A says that perhaps the answer to the dilemma of getting generic medicines approved for new uses is some kind of state-run firm:
Since you tend to espouse some left-field ideas on occasion, here’s one: how about start a government-operated pharmaceutical firm precisely for that purpose: i.e. produce cheap drugs for diseases and treatment regimes that aren’t patentable and are deemed unprofitable by big pharma? The infrastructure is already there (think the vast R&D funding that NIH etc gets) and clearly the moral imperative is there (this is especially true for third world diseases — but that’s wholly different problem)… I’m no economist (only a biochem grad student), but presumably this is a win-win for gov’t — it’ll reduce health costs in the medium/long term and should pay for itself… I mean this happens for other (natural) resources, why not make it for pharmaceuticals as well?
I always hesitate to argue that improved health care will “reduce health costs.” It’s always quite possible that developing some new and better way to prevent breast cancer will lead people to develop even more expensive diseases over the course of their lifetime. Developing cost effective medical treatments is good, because it helps improve people’s lives. Whether or not it actually saves money sort of just depends. At any rate, I don’t have an objection in principle to this idea but I imagine it’d be hard to make it work. The NIH is very good at what it does, but this isn’t actually what the NIH does. Building effective government agencies from scratch is a challenging task. It’s easy to say as a pundit that the government should set up something like this and make it work, but you’d need to somehow heavily recruit people with appropriate industry experience who were also public spirited and not just exploiting conflicts of interest.

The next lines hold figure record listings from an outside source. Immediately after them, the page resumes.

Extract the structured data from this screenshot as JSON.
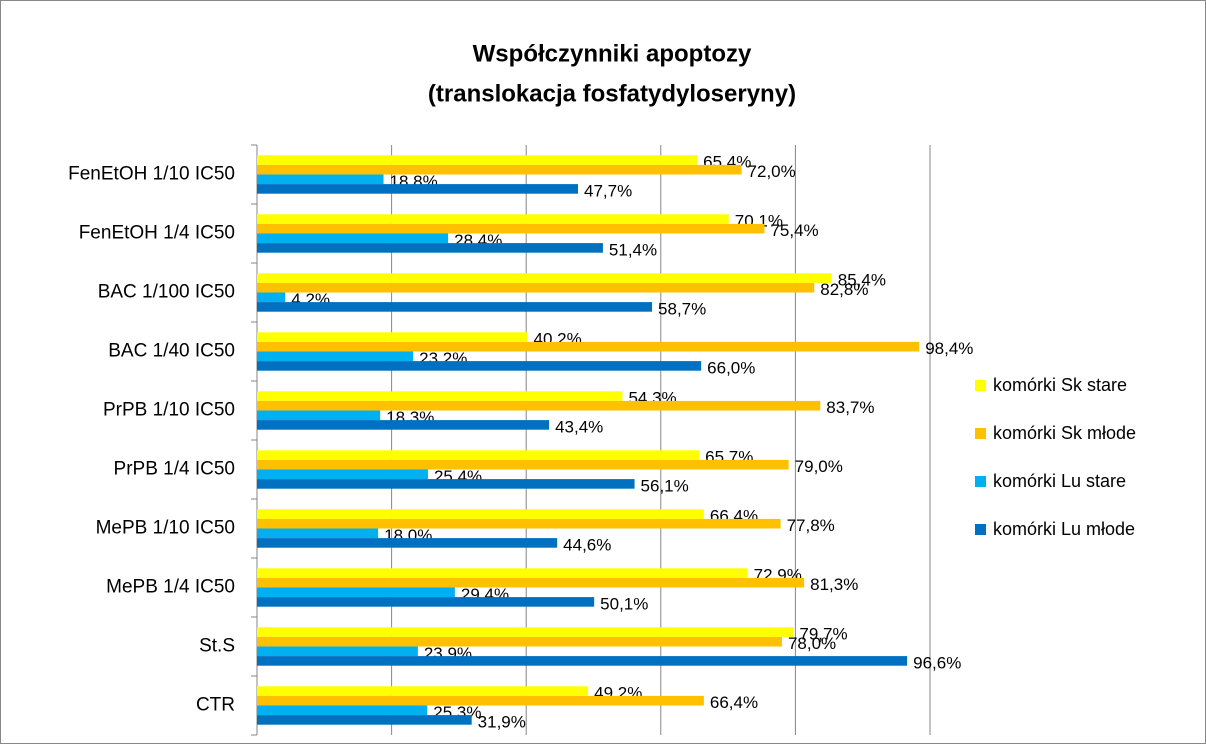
{
  "chart_data": {
    "type": "bar",
    "orientation": "horizontal",
    "title": [
      "Współczynniki apoptozy",
      "(translokacja fosfatydyloseryny)"
    ],
    "categories": [
      "FenEtOH 1/10 IC50",
      "FenEtOH 1/4 IC50",
      "BAC 1/100 IC50",
      "BAC 1/40 IC50",
      "PrPB 1/10 IC50",
      "PrPB 1/4 IC50",
      "MePB 1/10 IC50",
      "MePB 1/4 IC50",
      "St.S",
      "CTR"
    ],
    "series": [
      {
        "name": "komórki Sk stare",
        "color": "#ffff00",
        "values": [
          65.4,
          70.1,
          85.4,
          40.2,
          54.3,
          65.7,
          66.4,
          72.9,
          79.7,
          49.2
        ],
        "value_labels": [
          "65,4%",
          "70,1%",
          "85,4%",
          "40,2%",
          "54,3%",
          "65,7%",
          "66,4%",
          "72,9%",
          "79,7%",
          "49,2%"
        ]
      },
      {
        "name": "komórki Sk młode",
        "color": "#ffc000",
        "values": [
          72.0,
          75.4,
          82.8,
          98.4,
          83.7,
          79.0,
          77.8,
          81.3,
          78.0,
          66.4
        ],
        "value_labels": [
          "72,0%",
          "75,4%",
          "82,8%",
          "98,4%",
          "83,7%",
          "79,0%",
          "77,8%",
          "81,3%",
          "78,0%",
          "66,4%"
        ]
      },
      {
        "name": "komórki Lu stare",
        "color": "#00b0f0",
        "values": [
          18.8,
          28.4,
          4.2,
          23.2,
          18.3,
          25.4,
          18.0,
          29.4,
          23.9,
          25.3
        ],
        "value_labels": [
          "18,8%",
          "28,4%",
          "4,2%",
          "23,2%",
          "18,3%",
          "25,4%",
          "18,0%",
          "29,4%",
          "23,9%",
          "25,3%"
        ]
      },
      {
        "name": "komórki Lu młode",
        "color": "#0070c0",
        "values": [
          47.7,
          51.4,
          58.7,
          66.0,
          43.4,
          56.1,
          44.6,
          50.1,
          96.6,
          31.9
        ],
        "value_labels": [
          "47,7%",
          "51,4%",
          "58,7%",
          "66,0%",
          "43,4%",
          "56,1%",
          "44,6%",
          "50,1%",
          "96,6%",
          "31,9%"
        ]
      }
    ],
    "xlim": [
      0,
      100
    ],
    "xticks": [
      0,
      20,
      40,
      60,
      80,
      100
    ],
    "grid": true,
    "legend": "right"
  }
}
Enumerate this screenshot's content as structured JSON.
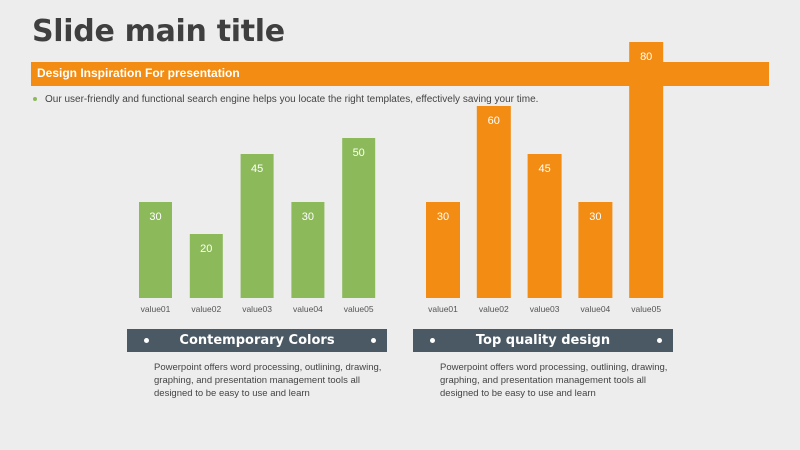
{
  "slide": {
    "title": "Slide main title",
    "banner": "Design Inspiration For presentation",
    "bullet": "Our user-friendly and functional search engine helps you locate the right templates, effectively saving your time."
  },
  "colors": {
    "green": "#8cba5a",
    "orange": "#f28c12",
    "label_bg": "#4b5964"
  },
  "panels": [
    {
      "label": "Contemporary Colors",
      "desc": "Powerpoint offers word processing, outlining, drawing, graphing, and presentation management tools all designed to be easy to use and learn"
    },
    {
      "label": "Top quality design",
      "desc": "Powerpoint offers word processing, outlining, drawing, graphing, and presentation management tools all designed to be easy to use and learn"
    }
  ],
  "chart_data": [
    {
      "type": "bar",
      "categories": [
        "value01",
        "value02",
        "value03",
        "value04",
        "value05"
      ],
      "values": [
        30,
        20,
        45,
        30,
        50
      ],
      "color": "#8cba5a",
      "ylim": [
        0,
        80
      ]
    },
    {
      "type": "bar",
      "categories": [
        "value01",
        "value02",
        "value03",
        "value04",
        "value05"
      ],
      "values": [
        30,
        60,
        45,
        30,
        80
      ],
      "color": "#f28c12",
      "ylim": [
        0,
        80
      ]
    }
  ]
}
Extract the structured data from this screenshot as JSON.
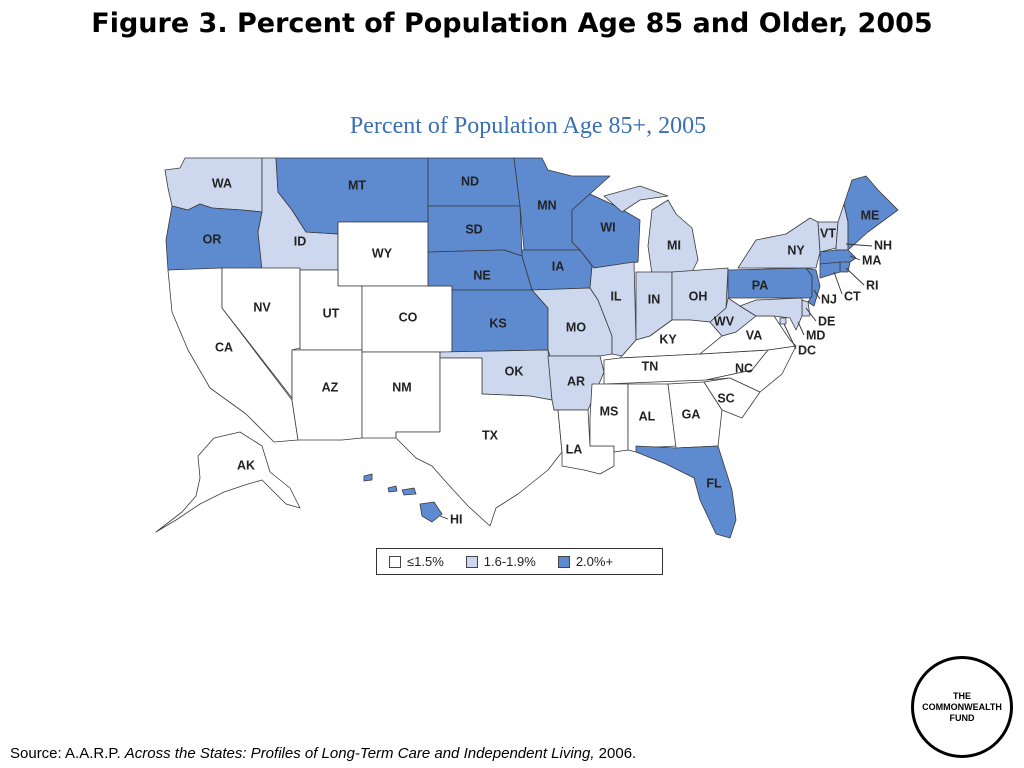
{
  "slide_title": "Figure 3. Percent of Population Age 85 and Older, 2005",
  "map_title": "Percent of Population Age 85+, 2005",
  "colors": {
    "low": "#ffffff",
    "mid": "#cdd8ee",
    "high": "#5e8ad0",
    "title_blue": "#3a6fb4"
  },
  "legend": [
    {
      "label": "≤1.5%",
      "category": "low"
    },
    {
      "label": "1.6-1.9%",
      "category": "mid"
    },
    {
      "label": "2.0%+",
      "category": "high"
    }
  ],
  "states": [
    {
      "code": "WA",
      "category": "mid"
    },
    {
      "code": "OR",
      "category": "high"
    },
    {
      "code": "CA",
      "category": "low"
    },
    {
      "code": "ID",
      "category": "mid"
    },
    {
      "code": "NV",
      "category": "low"
    },
    {
      "code": "MT",
      "category": "high"
    },
    {
      "code": "WY",
      "category": "low"
    },
    {
      "code": "UT",
      "category": "low"
    },
    {
      "code": "CO",
      "category": "low"
    },
    {
      "code": "AZ",
      "category": "low"
    },
    {
      "code": "NM",
      "category": "low"
    },
    {
      "code": "ND",
      "category": "high"
    },
    {
      "code": "SD",
      "category": "high"
    },
    {
      "code": "NE",
      "category": "high"
    },
    {
      "code": "KS",
      "category": "high"
    },
    {
      "code": "OK",
      "category": "mid"
    },
    {
      "code": "TX",
      "category": "low"
    },
    {
      "code": "MN",
      "category": "high"
    },
    {
      "code": "IA",
      "category": "high"
    },
    {
      "code": "MO",
      "category": "mid"
    },
    {
      "code": "AR",
      "category": "mid"
    },
    {
      "code": "LA",
      "category": "low"
    },
    {
      "code": "WI",
      "category": "high"
    },
    {
      "code": "IL",
      "category": "mid"
    },
    {
      "code": "MI",
      "category": "mid"
    },
    {
      "code": "IN",
      "category": "mid"
    },
    {
      "code": "OH",
      "category": "mid"
    },
    {
      "code": "KY",
      "category": "low"
    },
    {
      "code": "TN",
      "category": "low"
    },
    {
      "code": "MS",
      "category": "low"
    },
    {
      "code": "AL",
      "category": "low"
    },
    {
      "code": "GA",
      "category": "low"
    },
    {
      "code": "FL",
      "category": "high"
    },
    {
      "code": "SC",
      "category": "low"
    },
    {
      "code": "NC",
      "category": "low"
    },
    {
      "code": "VA",
      "category": "low"
    },
    {
      "code": "WV",
      "category": "mid"
    },
    {
      "code": "PA",
      "category": "high"
    },
    {
      "code": "NY",
      "category": "mid"
    },
    {
      "code": "VT",
      "category": "mid"
    },
    {
      "code": "NH",
      "category": "mid"
    },
    {
      "code": "ME",
      "category": "high"
    },
    {
      "code": "MA",
      "category": "high"
    },
    {
      "code": "RI",
      "category": "high"
    },
    {
      "code": "CT",
      "category": "high"
    },
    {
      "code": "NJ",
      "category": "high"
    },
    {
      "code": "DE",
      "category": "mid"
    },
    {
      "code": "MD",
      "category": "mid"
    },
    {
      "code": "DC",
      "category": "mid"
    },
    {
      "code": "AK",
      "category": "low"
    },
    {
      "code": "HI",
      "category": "high"
    }
  ],
  "logo_text": "THE COMMONWEALTH FUND",
  "source": {
    "prefix": "Source: A.A.R.P. ",
    "title": "Across the States: Profiles of Long-Term Care and Independent Living,",
    "suffix": " 2006."
  }
}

In general, I think the most promising avenue is to try to shift the monetary awards away from patents and toward prizes as espoused by Senator Bernie Sanders (D-VT) and Dean Baker. That’s not a tailored solution to this particular problem, but it would mitigate a lot of what’s wrong with the current system while keeping in place the fundamental division of labor between basic research and operational drug creation that works pretty well.